Professor Mark Philp, Chair of the Committee's Research Advisory Board, blogs in an independent capacity on the importance of the Seven Principles in a time of crisis.
The seven (Nolan) principles of public life – selflessness, integrity, objectivity, accountability, openness, honesty, leadership – were designed intentionally to apply to all types of public office ( recognizing that they would need different interpretations, for example, for the security services than for those working in the Department for Culture, Media, and Sport). They were also thought to be applicable to all levels of the public service, although the focus of attention tends to be those in senior public office.
Nonetheless, when the Committee talks to public officials and those serving the public, most people recognize that these are principles that apply to them, and they are conscious, or in discussion can recognize, that all the principles apply to them. Even with respect to the principle of leadership, people in lower level roles can see that how they behave will send signals to their colleagues about how they should act. And people can see that their showing leadership in and setting high standards for their conduct is also important to those members of the public with whom they interact. On this view, we might say that everyone in public service plays a part in setting the tone for how colleagues behave, and that doing so can profoundly affect the way that the public responds to them.
That is part of what a public service ethos is fundamentally about. And when people do not act in accordance with such an ethos, the quality of public services and of the public’s experience of them can be badly damaged.
In a crisis this comes to matter hugely. Most people take their cues as to how to react from those around them. Demonstrating leadership and the capacity to project authority can help coordinate activity and help set people’s expectations, both of others and of themselves. That is good news – and it shows how important an awareness of the principles is for those taking such roles in public office.
Nevertheless, there are difficulties. Seniority matters in setting the terms of who should be taking responsibility for what. We may all want to show leadership, but some are expressly employed to lead, and if we all tried to do their jobs we would produce chaos. There are, then, issues about who sets the expectations for whom in how they interpret their responsibilities (both in their role and in applying the principles in that role). At the same time, those in junior positions often see things, identify problems, or must react to and cope with situations that cannot easily be referred up the line. And sometimes they see the instructions they receive as inadequate as a response to the challenges they face. More rarely they come to feel that decisions are being taken above them in ways that fundamentally clash with the principles of public life that they believe should be adhered to.

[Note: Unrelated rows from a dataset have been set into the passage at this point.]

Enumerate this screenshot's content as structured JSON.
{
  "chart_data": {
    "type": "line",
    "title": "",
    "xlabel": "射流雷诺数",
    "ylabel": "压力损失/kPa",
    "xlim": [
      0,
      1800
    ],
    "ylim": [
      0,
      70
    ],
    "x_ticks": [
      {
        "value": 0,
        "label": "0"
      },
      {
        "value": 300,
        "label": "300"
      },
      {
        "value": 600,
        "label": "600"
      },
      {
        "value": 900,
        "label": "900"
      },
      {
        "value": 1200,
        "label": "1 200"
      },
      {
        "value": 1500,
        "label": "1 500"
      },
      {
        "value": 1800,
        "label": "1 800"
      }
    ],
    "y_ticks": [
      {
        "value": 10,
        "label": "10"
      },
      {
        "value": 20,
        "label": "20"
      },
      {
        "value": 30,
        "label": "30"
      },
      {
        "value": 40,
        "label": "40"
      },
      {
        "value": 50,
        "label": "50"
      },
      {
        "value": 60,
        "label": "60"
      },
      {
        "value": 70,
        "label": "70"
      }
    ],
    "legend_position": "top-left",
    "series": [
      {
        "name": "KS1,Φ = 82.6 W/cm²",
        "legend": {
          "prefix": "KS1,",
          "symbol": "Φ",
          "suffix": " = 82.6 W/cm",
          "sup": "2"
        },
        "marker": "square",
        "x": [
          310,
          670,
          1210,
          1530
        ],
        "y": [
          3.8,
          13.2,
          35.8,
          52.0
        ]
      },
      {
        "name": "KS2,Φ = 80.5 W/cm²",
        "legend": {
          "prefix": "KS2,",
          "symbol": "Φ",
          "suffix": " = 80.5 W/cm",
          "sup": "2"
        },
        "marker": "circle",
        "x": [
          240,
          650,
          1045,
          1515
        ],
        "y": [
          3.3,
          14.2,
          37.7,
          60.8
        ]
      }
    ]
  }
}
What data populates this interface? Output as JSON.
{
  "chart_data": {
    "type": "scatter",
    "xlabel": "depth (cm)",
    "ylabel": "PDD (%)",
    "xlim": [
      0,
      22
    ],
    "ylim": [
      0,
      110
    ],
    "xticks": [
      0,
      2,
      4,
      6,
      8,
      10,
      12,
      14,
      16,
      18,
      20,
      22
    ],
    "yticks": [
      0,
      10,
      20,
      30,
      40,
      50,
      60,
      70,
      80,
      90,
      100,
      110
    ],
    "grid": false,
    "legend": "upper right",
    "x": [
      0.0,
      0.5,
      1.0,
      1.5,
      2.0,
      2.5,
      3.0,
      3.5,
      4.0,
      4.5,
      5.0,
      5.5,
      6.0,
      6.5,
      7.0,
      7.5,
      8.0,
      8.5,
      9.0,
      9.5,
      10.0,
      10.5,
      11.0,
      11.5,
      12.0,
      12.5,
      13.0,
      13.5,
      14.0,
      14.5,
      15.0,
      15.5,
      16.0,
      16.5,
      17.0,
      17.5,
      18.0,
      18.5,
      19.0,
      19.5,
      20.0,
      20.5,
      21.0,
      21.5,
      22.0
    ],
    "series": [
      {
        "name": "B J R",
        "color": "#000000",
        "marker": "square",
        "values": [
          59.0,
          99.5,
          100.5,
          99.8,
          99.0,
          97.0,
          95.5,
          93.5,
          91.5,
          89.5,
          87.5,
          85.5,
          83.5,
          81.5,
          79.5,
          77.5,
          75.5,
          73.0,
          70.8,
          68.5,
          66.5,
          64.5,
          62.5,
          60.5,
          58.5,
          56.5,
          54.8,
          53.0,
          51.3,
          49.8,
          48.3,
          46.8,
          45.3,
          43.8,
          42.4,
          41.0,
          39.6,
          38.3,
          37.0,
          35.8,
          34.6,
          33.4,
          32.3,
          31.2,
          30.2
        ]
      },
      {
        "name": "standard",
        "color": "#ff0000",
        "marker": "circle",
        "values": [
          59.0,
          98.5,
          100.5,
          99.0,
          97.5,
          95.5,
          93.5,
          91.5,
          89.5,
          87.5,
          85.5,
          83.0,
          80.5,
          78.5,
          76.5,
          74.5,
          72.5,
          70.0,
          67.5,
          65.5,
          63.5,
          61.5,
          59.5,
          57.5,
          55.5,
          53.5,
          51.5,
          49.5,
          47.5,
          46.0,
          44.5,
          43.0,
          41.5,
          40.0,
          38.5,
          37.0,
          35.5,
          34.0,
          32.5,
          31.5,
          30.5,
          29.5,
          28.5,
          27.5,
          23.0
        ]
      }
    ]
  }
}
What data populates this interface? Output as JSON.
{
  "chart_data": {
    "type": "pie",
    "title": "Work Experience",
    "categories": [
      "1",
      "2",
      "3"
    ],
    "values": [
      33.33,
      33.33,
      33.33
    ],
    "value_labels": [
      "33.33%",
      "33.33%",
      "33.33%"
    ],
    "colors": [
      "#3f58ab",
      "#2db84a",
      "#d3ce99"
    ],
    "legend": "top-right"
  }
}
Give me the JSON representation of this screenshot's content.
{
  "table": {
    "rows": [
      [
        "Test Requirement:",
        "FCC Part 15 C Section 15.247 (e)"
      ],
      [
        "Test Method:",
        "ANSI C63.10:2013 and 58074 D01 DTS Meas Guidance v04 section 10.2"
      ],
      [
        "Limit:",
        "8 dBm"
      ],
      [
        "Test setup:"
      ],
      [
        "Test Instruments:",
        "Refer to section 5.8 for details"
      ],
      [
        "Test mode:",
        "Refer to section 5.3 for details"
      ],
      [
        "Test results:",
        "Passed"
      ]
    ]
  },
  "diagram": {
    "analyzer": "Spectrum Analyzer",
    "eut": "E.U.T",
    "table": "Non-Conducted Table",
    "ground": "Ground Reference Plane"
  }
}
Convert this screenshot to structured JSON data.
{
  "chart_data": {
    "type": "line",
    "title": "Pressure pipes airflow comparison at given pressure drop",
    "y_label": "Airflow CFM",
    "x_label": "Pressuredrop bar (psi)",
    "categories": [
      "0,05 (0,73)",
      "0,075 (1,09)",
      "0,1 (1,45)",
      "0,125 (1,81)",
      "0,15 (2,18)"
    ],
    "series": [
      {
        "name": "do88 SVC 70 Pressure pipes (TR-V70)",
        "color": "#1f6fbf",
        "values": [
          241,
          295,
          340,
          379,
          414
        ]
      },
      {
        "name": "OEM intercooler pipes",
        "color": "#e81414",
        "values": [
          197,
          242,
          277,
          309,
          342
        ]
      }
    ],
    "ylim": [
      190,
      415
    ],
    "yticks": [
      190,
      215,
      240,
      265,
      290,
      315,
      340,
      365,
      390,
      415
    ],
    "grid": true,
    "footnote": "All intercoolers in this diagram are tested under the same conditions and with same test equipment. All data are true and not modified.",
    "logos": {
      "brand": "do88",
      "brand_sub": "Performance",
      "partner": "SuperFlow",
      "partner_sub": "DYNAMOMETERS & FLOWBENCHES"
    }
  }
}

All this makes acting in light of the principles more challenging for people even in relatively junior positions than we might initially think. And those in junior positions often do not get the kind of training available to those in more senior roles – and so have fewer opportunities for considered reflection on how best to act in difficult conditions.
This situation is further complicated by crises. And it is still more challenging when people on the front line of public services are exposed to risks. Police and fire services do so on a regular basis and so have well developed protocols. But some crises, like Covid-19, put others on the front line – and in ways that they clearly never anticipated.
Consider, for example, the care home worker who is wholly committed to supporting the security and promoting the wellbeing of those for whom she cares. What does the principle of selflessness ask of her? How is she to judge that? And how are her managers to judge and communicate that?
In the current emergency these are not trivial questions. Again and again, we have seen people pay the ultimate price for doing their job with absolute integrity – but in ways that set aside their own interests and welfare to support those who are so utterly dependent upon them.
The Nurse’s Code of ethics, for example, requires them to ‘act in the best interests of people at all times’ but he or she may be putting their own health or the health of their family at risk in dealing with COVID-19 patients.
The public are rightly deeply moved by what so many people are doing to protect the most sick and vulnerable in the community, but it also prompts deeper questions about what it is reasonable to ask of public servants.
- What should those leading these services be saying to their staff?
- What provision and protection should be regarded as a minimally acceptable kit for those in such roles?
- What message those responsible for these services should be conveying to the public and to their staff in relation to what it is reasonable and fair for people to expect of those providing such services, and what it is reasonable for those doing so to expect of themselves?
And people also need to know that the other principles are being met by those above them – that the best evidence (objectivity) is guiding policy; that staff and the public are being dealt with openly and honestly; and that those making decisions do so with integrity and are appropriately scrutinised and held to account for the judgments they make.
At times, following the seven principles doesn’t seem to ask people to more follow their common sense. But at other times, like the present, doing so can be extremely challenging.
It is right that the country should show its gratitude to these key workers, but we have a collective responsibility to ensure that what it expects from them is reasonable and proportionate.